Posted at 5:25 PM, Nov 12, 2020
and last updated 2020-11-13 07:31:46-05

BALTIMORE (WMAR) — With COVID-19 cases rising in Baltimore, the city school system announced they are scaling back with reopening but Thursday, several unions representing teachers and nurses said they want the district to go a step further and close the schools.

"We shouldn’t be talking about schools reopening right now. We should be talking about safety, survival," said Diamonté Brown, president of the Baltimore Teachers Union.

For some of the people working in Baltimore City schools, it’s actually a matter of life and death.

"I’m tired of my members dying. I’m tired of my members becoming ill," said Wendy Smith, president of Local 58, the union for Baltimore community health nurses.

She said one of her members died from contracting COVID in a school and others have gotten sick because they don’t have N-95 masks.

"My nurses do not have what they need to keep them safe.

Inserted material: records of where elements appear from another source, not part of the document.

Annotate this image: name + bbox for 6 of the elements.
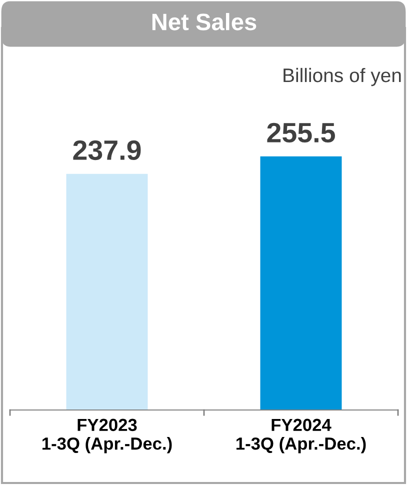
x-tick-label: FY2024 1-3Q (Apr.-Dec.)	[236, 418, 366, 454]
chart-title: Net Sales	[152, 12, 256, 30]
data-label: 255.5	[267, 122, 335, 143]
x-tick-label: FY2023 1-3Q (Apr.-Dec.)	[42, 418, 172, 454]
chart-subtitle: Billions of yen	[284, 68, 401, 86]
data-label: 237.9	[73, 140, 141, 160]
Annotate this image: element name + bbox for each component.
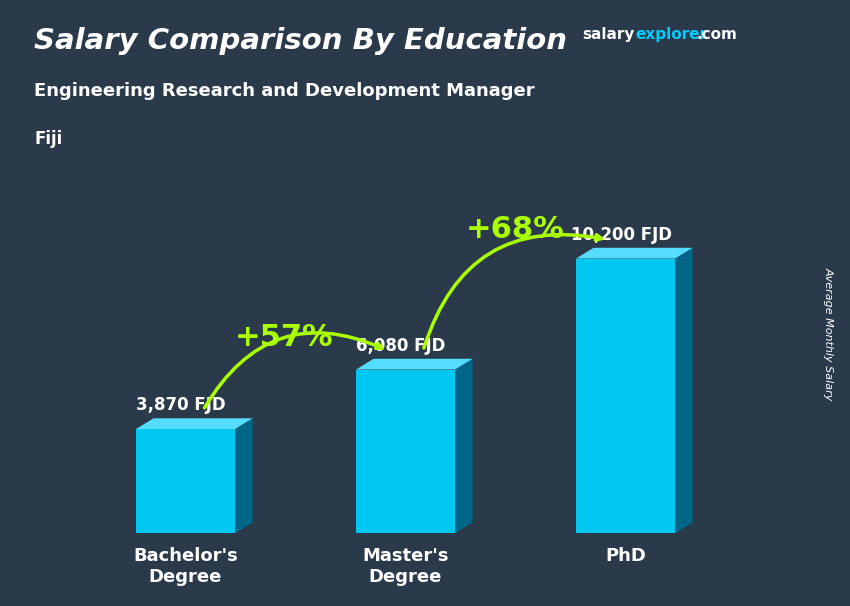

We do have have the PPE that is required to save lives," said Smith.

She joined calls from the Baltimore Teachers Union and City Union of Baltimore during a virtual press conference Thursday to halt reopening plans as cases continue to rise.

"There’s just so many things that are wrong with this right now that we need to take a step back and look at it and say what exactly is best for our children and our members who are in these situations," said Antoinette Ryan Johnson, president of the City Union of Baltimore.

Baltimore City Schools CEO Dr. Sonja Santelises said they have purchased millions of dollars of PPE and cleaning supplies, and the nurse who died did not contract COVID-19 at a school. She said since reopening, they have only had one positive case and no cases of transmission. But with rising rates, they are scaling back reopening from 44 schools to just 27 as of Monday, saying it’s safe to bring back small groups of students who really need the in-person learning.

"Some of our most vulnerable students for whom virtual learning is not working really need that in person opportunity," said Santelises. "We are not seeing within school transmission which signals to us that directionally our safety precautions are in place."

The teachers union president said the focus should be on safety and making remote learning the best it can be.

"We need effective devices and stable internet connections. We need additional school personnel to do outreach to our families," said Brown.

The district said it is continuing to distribute resources as needed, and they launched a dashboard to show COVID-19 data by school.